When you eat at an airport restaurant it may be a familiar brand you’re buying from but it’s usually not that restaurant’s company that’s making the food or serving it to you. Instead the ‘concept’ gets picked up by one of the big airport retailers like Delaware North or OTG.
You know OTG as the company that puts iPads everywhere. Ordering by iPad, having food brought to you, is faster and increases sales. Passengers often stay anchored to their gate even on a long layover, so the iPad concept at the gate means orders they wouldn’t otherwise get. And putting iPads in restaurants may mean they can get by with fewer servers, but more importantly gets food to customers faster and gets them out the door more quickly, making room for other passengers to order.
Airport restaurants usually aren’t very good.
- They may not be able to cook with gas, settling for electric.
- Knives are often tethered to a wall or equipment and inventoried after each shift
- There’s very little storage space for ingredients
- Just-in-time delivery isn’t really a thing in airports, restaurants can’t bring food through security whenever they wish and roll it down the middle of the terminal
- Dinner-only restaurants are often required to offer breakfast, because restaurant space needs to serve passengers transiting the terminal and because airports are usually taking a percentage of gross sales (this revenue may be split with the airlines, too)

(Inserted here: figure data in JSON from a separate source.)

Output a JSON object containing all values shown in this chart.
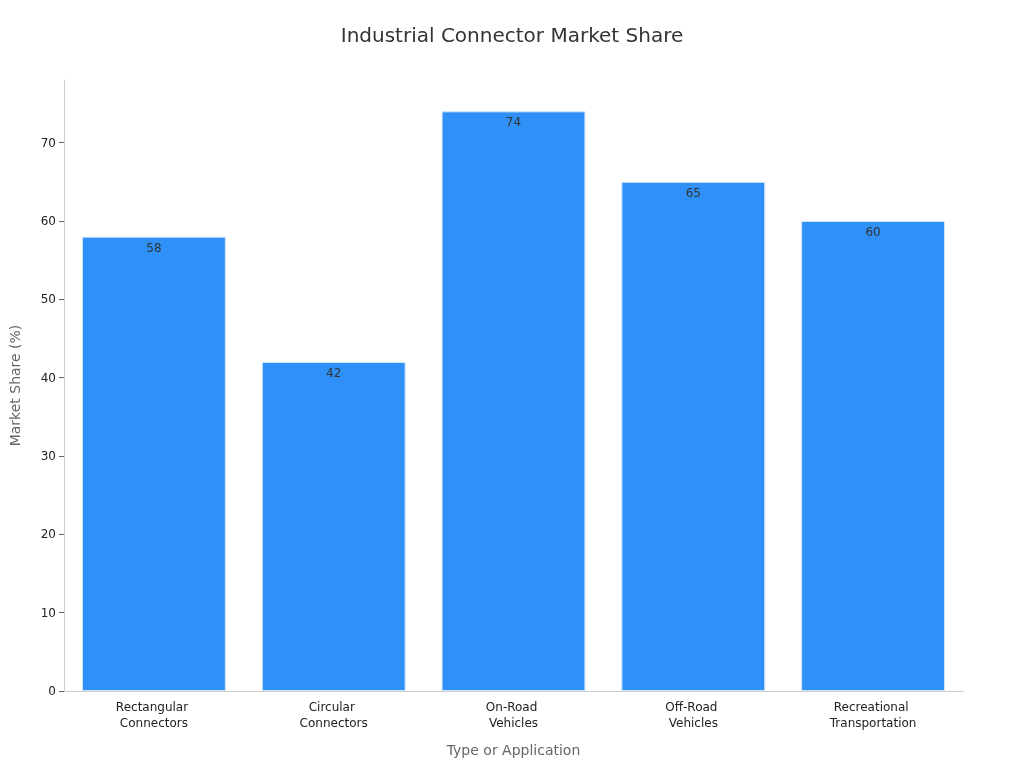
{
  "chart_data": {
    "type": "bar",
    "title": "Industrial Connector Market Share",
    "xlabel": "Type or Application",
    "ylabel": "Market Share (%)",
    "categories": [
      "Rectangular Connectors",
      "Circular Connectors",
      "On-Road Vehicles",
      "Off-Road Vehicles",
      "Recreational Transportation"
    ],
    "values": [
      58,
      42,
      74,
      65,
      60
    ],
    "color": "#2f91f7",
    "ylim": [
      0,
      78
    ],
    "yticks": [
      0,
      10,
      20,
      30,
      40,
      50,
      60,
      70
    ],
    "grid": false,
    "data_labels": true
  }
}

- Restaurants need to serve the widest variety of tastes — passengers happen by a restaurant because it’s inside the terminal rather than seeking out the cuisine.
There are exceptions, the only airport restaurant in the U.S. I look forward to is Tortas Frontera at Chicago O’Hare. Is there anything more sad than CBGB’s at Newark?
When a chef puts their name on an airport restaurant, given the limitations on how they can deliver a quality product, that tells me that the chef’s priority isn’t their reputation. I may upgrade my view of the food in the airport and downgrade my estimation of the chef outside the airport.
So how much does a chef get for putting their name on an airport restaurant’s dishes? Houston chef Monica Pope likes the OTG money,
“It was a lot of money upfront and not that many work hours—I can write menus quickly, and it didn’t affect my brand or principles at all.” Pope was paid $2,500 a recipe for about 30-35 recipes to outfit the menu of Olio, a panini bar featuring locally inspired sandwiches and salads located in terminal C-North.
OTG iPads at Newark Airport ‘Classified’
When you order by iPad you don’t tip the iPad, you still tip the staff who are bringing out food. OTG says “we always encourage passengers to leave a tip that is commensurate to the service” though I’m generally asked to tip when placing the order before actually receiving any service at all.
For the customer it’s faster to order from a person, once you get their attention, because you’re having to navigate the menus of the iPad to find what you want and try to customize it. And then you have to hope you can get the card swipe to work. Of course the iPads aren’t about the customer they’re about turnover and volume, which supports paying $85,000 to a chef to write recipes.
I avoid Newark whenever possible because virtually everything is iPad, and a wait person can’t take your order. I hate it.
The pizza in the “marketplacae” at Newark is actually pretty good.
UClub agent at EWR told me they were knocking down CBGB for the new Ua Club. Long overdue and good riddance!
I’ve wondered how much chef’s get to place their names on airline menus. Also, why would a chef want to be associated with airplane food?
Worse than CBGB at Newark is Cheeburger Cheeburger (AA/AS Terminal), the poorest excuse for a hamburger — even considering that it’s in an airport — that I have ever experienced, anywhere. Now that LGA is on its way to becoming merely awful, EWR is shining again as a uniquely grim place to catch a plane. Overloaded with awfulness.